Infrastructure as a service (IaaS) is an instant computing infrastructure, provisioned and managed over the internet. IaaS quickly scales up and down with demand, letting you pay only for what you use. It helps you avoid the expense and complexity of buying and managing your own physical servers and other datacenter infrastructure. Each resource is offered as a separate service component, and you only need to rent a particular one for as long as you need it. A cloud computing service provider, such as Azure, manages the infrastructure, while you purchase, install, configure, and manage your own software—operating systems, middleware, and applications.
Common IaaS business scenarios
Typical things businesses do with IaaS include:
Test and development – Teams can quickly set up and dismantle test and development environments, bringing new applications to market faster. IaaS makes it quick and economical to scale up dev-test environments up and down.
Website hosting – Running websites using IaaS can be less expensive than traditional web hosting.
Storage, backup, and recovery – Organizations avoid the capital outlay for storage and complexity of storage management, which typically requires a skilled staff to manage data and meet legal and compliance requirements. IaaS is useful for handling unpredictable demand and steadily growing storage needs. It can also simplify planning and management of backup and recovery systems.
Web apps – IaaS provides all the infrastructure to support web apps, including storage, web and application servers, and networking resources. Organizations can quickly deploy web apps on IaaS and easily scale infrastructure up and down when demand for the apps is unpredictable.
High-performance computing – High-performance computing (HPC) on supercomputers, computer grids, or computer clusters helps solve complex problems involving millions of variables or calculations. Examples include earthquake and protein folding simulations, climate and weather predictions, financial modeling, and evaluating product designs.
Big data analysis – Big data is a popular term for massive data sets that contain potentially valuable patterns, trends, and associations. Mining data sets to locate or tease out these hidden patterns requires a huge amount of processing power, which IaaS economically provides.
Advantages of IaaS
Eliminates capital expense and reduces ongoing cost – IaaS sidesteps the upfront expense of setting up and managing an onsite datacenter, making it an economical option for start-ups and businesses testing new ideas.
Improves business continuity and disaster recovery – Achieving high availability, business continuity, and disaster recovery is expensive since it requires a significant amount of technology and staff.
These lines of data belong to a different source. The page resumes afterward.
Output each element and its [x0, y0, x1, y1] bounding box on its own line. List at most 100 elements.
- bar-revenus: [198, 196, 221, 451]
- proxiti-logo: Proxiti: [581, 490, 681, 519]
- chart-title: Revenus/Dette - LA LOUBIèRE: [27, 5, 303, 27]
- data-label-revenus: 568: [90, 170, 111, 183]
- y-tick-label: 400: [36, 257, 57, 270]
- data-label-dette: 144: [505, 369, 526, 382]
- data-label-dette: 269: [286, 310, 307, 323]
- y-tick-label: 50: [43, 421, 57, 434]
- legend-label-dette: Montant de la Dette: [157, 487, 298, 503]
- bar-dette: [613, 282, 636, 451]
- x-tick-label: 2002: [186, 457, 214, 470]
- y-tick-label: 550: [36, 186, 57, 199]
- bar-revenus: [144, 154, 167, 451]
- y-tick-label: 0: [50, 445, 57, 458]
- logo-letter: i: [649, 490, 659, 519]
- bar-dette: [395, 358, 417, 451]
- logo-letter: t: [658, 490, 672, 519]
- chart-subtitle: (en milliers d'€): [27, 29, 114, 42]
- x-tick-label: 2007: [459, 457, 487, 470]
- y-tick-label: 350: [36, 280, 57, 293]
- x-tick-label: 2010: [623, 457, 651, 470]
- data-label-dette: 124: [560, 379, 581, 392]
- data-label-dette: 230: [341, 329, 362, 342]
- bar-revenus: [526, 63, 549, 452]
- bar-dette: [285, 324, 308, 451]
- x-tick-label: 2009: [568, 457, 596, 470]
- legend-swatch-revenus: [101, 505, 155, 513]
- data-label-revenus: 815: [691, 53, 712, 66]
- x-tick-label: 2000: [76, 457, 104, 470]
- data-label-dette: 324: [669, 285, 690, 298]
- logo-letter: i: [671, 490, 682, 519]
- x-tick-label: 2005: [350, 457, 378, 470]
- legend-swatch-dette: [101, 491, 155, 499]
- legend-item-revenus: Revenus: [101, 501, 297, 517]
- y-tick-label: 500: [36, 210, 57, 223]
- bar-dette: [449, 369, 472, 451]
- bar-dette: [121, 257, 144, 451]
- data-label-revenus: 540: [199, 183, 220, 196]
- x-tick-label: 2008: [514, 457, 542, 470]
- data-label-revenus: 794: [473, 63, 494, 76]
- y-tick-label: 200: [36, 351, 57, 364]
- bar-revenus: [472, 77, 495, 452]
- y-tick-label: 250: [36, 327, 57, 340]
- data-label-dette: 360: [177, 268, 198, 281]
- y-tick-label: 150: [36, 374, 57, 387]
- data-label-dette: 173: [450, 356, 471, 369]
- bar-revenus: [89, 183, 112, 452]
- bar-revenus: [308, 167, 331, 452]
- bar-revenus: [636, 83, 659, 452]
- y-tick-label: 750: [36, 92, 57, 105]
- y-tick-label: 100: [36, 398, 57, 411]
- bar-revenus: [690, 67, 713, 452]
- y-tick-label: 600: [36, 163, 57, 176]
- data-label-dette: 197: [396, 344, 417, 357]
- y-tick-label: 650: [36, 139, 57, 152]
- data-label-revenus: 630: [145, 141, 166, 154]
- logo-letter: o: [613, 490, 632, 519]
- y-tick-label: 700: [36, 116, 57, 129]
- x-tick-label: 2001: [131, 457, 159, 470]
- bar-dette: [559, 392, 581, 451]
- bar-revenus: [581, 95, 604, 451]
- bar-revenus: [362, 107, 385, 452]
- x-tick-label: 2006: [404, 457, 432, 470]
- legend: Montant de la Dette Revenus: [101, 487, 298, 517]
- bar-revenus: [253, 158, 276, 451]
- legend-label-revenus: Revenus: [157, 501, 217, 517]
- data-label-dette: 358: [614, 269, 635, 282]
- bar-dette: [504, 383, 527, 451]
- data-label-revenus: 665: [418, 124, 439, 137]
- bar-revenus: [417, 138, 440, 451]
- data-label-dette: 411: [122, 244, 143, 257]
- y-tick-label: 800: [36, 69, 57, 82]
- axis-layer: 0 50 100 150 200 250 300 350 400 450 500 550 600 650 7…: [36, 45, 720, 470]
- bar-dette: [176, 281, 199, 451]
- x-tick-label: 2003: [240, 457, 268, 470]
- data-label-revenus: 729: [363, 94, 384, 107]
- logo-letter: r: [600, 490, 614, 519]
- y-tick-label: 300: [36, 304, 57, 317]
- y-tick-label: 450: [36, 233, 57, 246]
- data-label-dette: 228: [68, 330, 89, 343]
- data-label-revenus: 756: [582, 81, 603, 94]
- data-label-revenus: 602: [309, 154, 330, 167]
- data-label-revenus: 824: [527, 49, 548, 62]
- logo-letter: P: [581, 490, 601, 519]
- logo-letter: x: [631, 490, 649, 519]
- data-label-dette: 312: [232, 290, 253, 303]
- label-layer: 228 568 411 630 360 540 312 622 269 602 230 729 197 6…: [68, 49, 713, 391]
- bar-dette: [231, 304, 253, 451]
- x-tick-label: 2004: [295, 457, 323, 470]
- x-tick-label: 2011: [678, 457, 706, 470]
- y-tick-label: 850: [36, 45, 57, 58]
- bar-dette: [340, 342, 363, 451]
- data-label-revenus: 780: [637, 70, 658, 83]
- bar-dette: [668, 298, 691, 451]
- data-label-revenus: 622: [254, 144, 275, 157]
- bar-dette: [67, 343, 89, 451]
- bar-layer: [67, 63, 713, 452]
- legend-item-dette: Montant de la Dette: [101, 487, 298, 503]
But with the right service level agreement (SLA) in place, IaaS can reduce this cost and access applications and data as usual during a disaster or outage.
Innovate rapidly – As soon as you’ve decided to launch a new product or initiative, the necessary computing infrastructure can be ready in minutes or hours, rather than the days or weeks—and sometimes months—it could take to set up internally.
Respond quicker to shifting business conditions – IaaS enables you to quickly scale up resources to accommodate spikes in demand for your application— during the holidays, for example—then scale resources back down again when activity decreases to save money.
Focus on your core business – IaaS frees up your team to focus on your organization’s core business rather than on IT infrastructure.
Increase stability, reliability, and supportability – With IaaS there’s no need to maintain and upgrade software and hardware or troubleshoot equipment problems. With the appropriate agreement in place, the service provider assures that your infrastructure is reliable and meets SLAs.
Better security – With the appropriate service agreement, a cloud service provider can provide security for your applications and data that may be better than what you can attain in-house.
Gets new apps to users faster – Because you don’t need to first set up the infrastructure before you can develop and deliver apps, you can get them to users faster with IaaS.